No encerramento o coordenador geral do evento e diretor do Centro de Estudos sobre DSS da Escola Nacional de Saúde Pública Sérgio Arouca (ENSP/Fiocruz), Alberto Pellegrini, agradeceu o envolvimento das diversas instituições parceiras na realização da 1ª CRDSS NE: Ministério da Saúde, Conselho Nacional de Secretários de Saúde (Conass), Conselho Nacional de Secretários Municipais de Saúde (Conasems), Organização Pan-Americana da Saúde (Opas), BNDES, Fiocruz Pernambuco, Fiocruz do Rio de Janeiro, Governo de Pernambuco e Prefeitura do Recife. “Estes parceiros garantiram o apoio financeiro, técnico e político necessário para realizar o evento”, frisou. Pellegrini agradeceu, ainda, a todos os palestrantes e debatedores que proporcionaram uma discussão consistente sobre os temas mais relevantes da determinação social da saúde da população do Nordeste.

Durante a cerimônia de encerramento, o diretor da Fiocruz Pernambuco, Sinval Brandão Filho, destacou a importância do evento como contribuição na formulação de políticas públicas que atinjam a população. Brandão também fez a leitura da Carta do Recife, elaborada como desdobramento das discussões realizadas durante o evento. No documento foram pontuados os principais compromissos e recomendações da conferência, reafirmando as necessidades identificadas e colocando as metas discutidas durante a 1ª CRDSS, que abrangem questões como o fortalecimento da participação social, o comprometimento das três esferas de governo, o combate ao racismo e discriminação, o enfrentamento aos impactos da seca e a interação de governo, sociedade civil especialistas.

Maria Inês Barbosa destacou a regionalização das discussões
Maria Inês Barbosa destacou a regionalização das discussões

Representando o Ministério da Saúde, Isabel Vilas Boas reforçou a importância de sempre debater os DSS e da oportunidade de fazê-lo no Nordeste. “Acho que essa discussão dos determinantes sociais na saúde precisa ser enfrentada, precisa ser a base do processo de planejamento da saúde. A CRDSS foi um momento muito importante para isto. Estamos no momento de construção dos planos municipais de saúde e o evento acontecer no Nordeste, com a participação do governo e da sociedade civil é muito importante e pode enriquecer a construção de planos de saúde que estão aí por vir”, afirmou.

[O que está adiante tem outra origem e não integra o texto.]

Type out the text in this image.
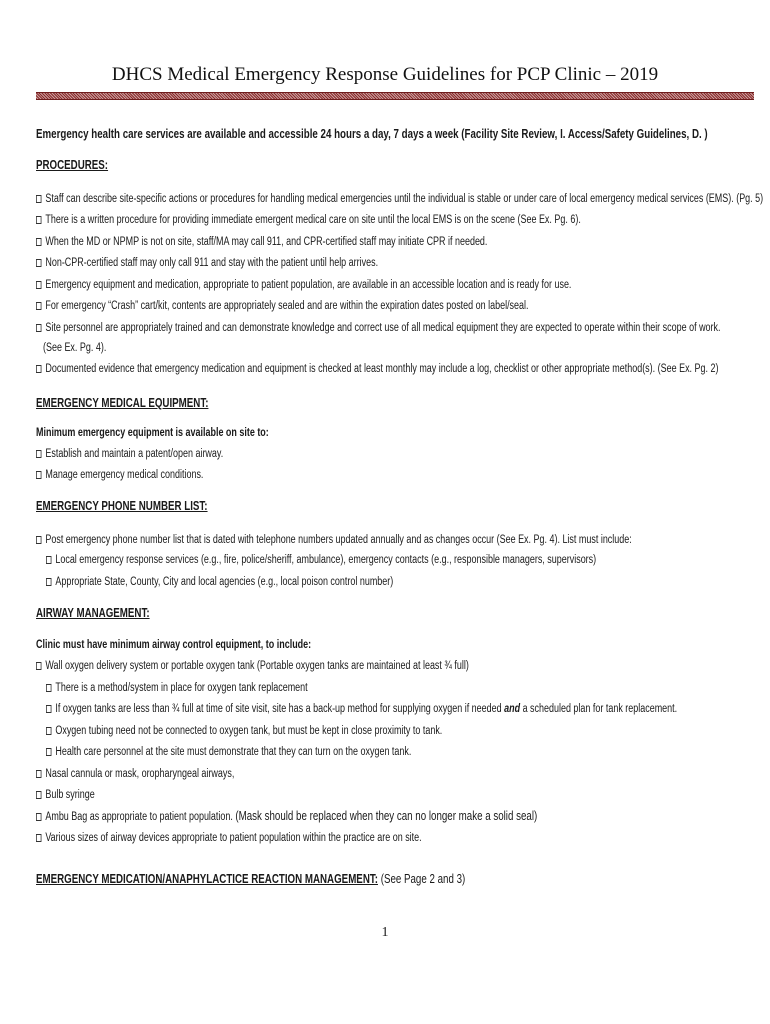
DHCS Medical Emergency Response Guidelines for PCP Clinic – 2019
Emergency health care services are available and accessible 24 hours a day, 7 days a week (Facility Site Review, I. Access/Safety Guidelines, D. )
PROCEDURES:
Staff can describe site-specific actions or procedures for handling medical emergencies until the individual is stable or under care of local emergency medical services (EMS). (Pg. 5)
There is a written procedure for providing immediate emergent medical care on site until the local EMS is on the scene (See Ex. Pg. 6).
When the MD or NPMP is not on site, staff/MA may call 911, and CPR-certified staff may initiate CPR if needed.
Non-CPR-certified staff may only call 911 and stay with the patient until help arrives.
Emergency equipment and medication, appropriate to patient population, are available in an accessible location and is ready for use.
For emergency “Crash” cart/kit, contents are appropriately sealed and are within the expiration dates posted on label/seal.
Site personnel are appropriately trained and can demonstrate knowledge and correct use of all medical equipment they are expected to operate within their scope of work.
(See Ex. Pg. 4).
Documented evidence that emergency medication and equipment is checked at least monthly may include a log, checklist or other appropriate method(s). (See Ex. Pg. 2)
EMERGENCY MEDICAL EQUIPMENT:
Minimum emergency equipment is available on site to:
Establish and maintain a patent/open airway.
Manage emergency medical conditions.
EMERGENCY PHONE NUMBER LIST:
Post emergency phone number list that is dated with telephone numbers updated annually and as changes occur (See Ex. Pg. 4). List must include:
Local emergency response services (e.g., fire, police/sheriff, ambulance), emergency contacts (e.g., responsible managers, supervisors)
Appropriate State, County, City and local agencies (e.g., local poison control number)
AIRWAY MANAGEMENT:
Clinic must have minimum airway control equipment, to include:
Wall oxygen delivery system or portable oxygen tank (Portable oxygen tanks are maintained at least ¾ full)
There is a method/system in place for oxygen tank replacement
If oxygen tanks are less than ¾ full at time of site visit, site has a back-up method for supplying oxygen if needed and a scheduled plan for tank replacement.
Oxygen tubing need not be connected to oxygen tank, but must be kept in close proximity to tank.
Health care personnel at the site must demonstrate that they can turn on the oxygen tank.
Nasal cannula or mask, oropharyngeal airways,
Bulb syringe
Ambu Bag as appropriate to patient population. (Mask should be replaced when they can no longer make a solid seal)
Various sizes of airway devices appropriate to patient population within the practice are on site.
EMERGENCY MEDICATION/ANAPHYLACTICE REACTION MANAGEMENT: (See Page 2 and 3)
1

Para a representante da Opas, Zohra Abaakouk, a 1ª CRDSS reafirmou o papel importante do Brasil no enfrentamento às desigualdades e seu destaque nos debates sobre DSS. “Foi um evento muito bem preparado, com o cuidado de convidar e agregar várias pessoas para fazer essas discussões. Foi muito importante por termos conseguido debater vários pontos que se referem às especificidades da região Nordeste: aspectos culturais, sociais e econômicos. Foi importante começar pelo Nordeste, que é uma região de muitas riquezas, mas, também de muita desigualdade. Essa 1ª CRDSS foi uma maneira de destacar a complexidade de como abordar as iniquidades e como fazer para que as pessoas tenham acesso aos serviços de saúde, como fazer uma divisão do poder econômico e dos recursos. Também foi muito importante poder ouvir a sociedade civil”, comentou. Para a Zohra, outras temáticas ainda precisam ser debatidas. “O trabalho começou e as pessoas já têm um caminho de quais são as recomendações que vão ser implementadas no Nordeste. A 1ª CRDSS também nos permite ver como ajustar as outras conferências que vão acontecer no Norte, Sul, Sudeste e Centro-Oeste. O Brasil está abrindo um caminho. Como país que sediou a Conferência Mundial de DSS, estão todos olhando como o Brasil vai aplicar as recomendações. Ainda temos muito trabalho e me sinto privilegiada em acompanhar este processo”, avaliou.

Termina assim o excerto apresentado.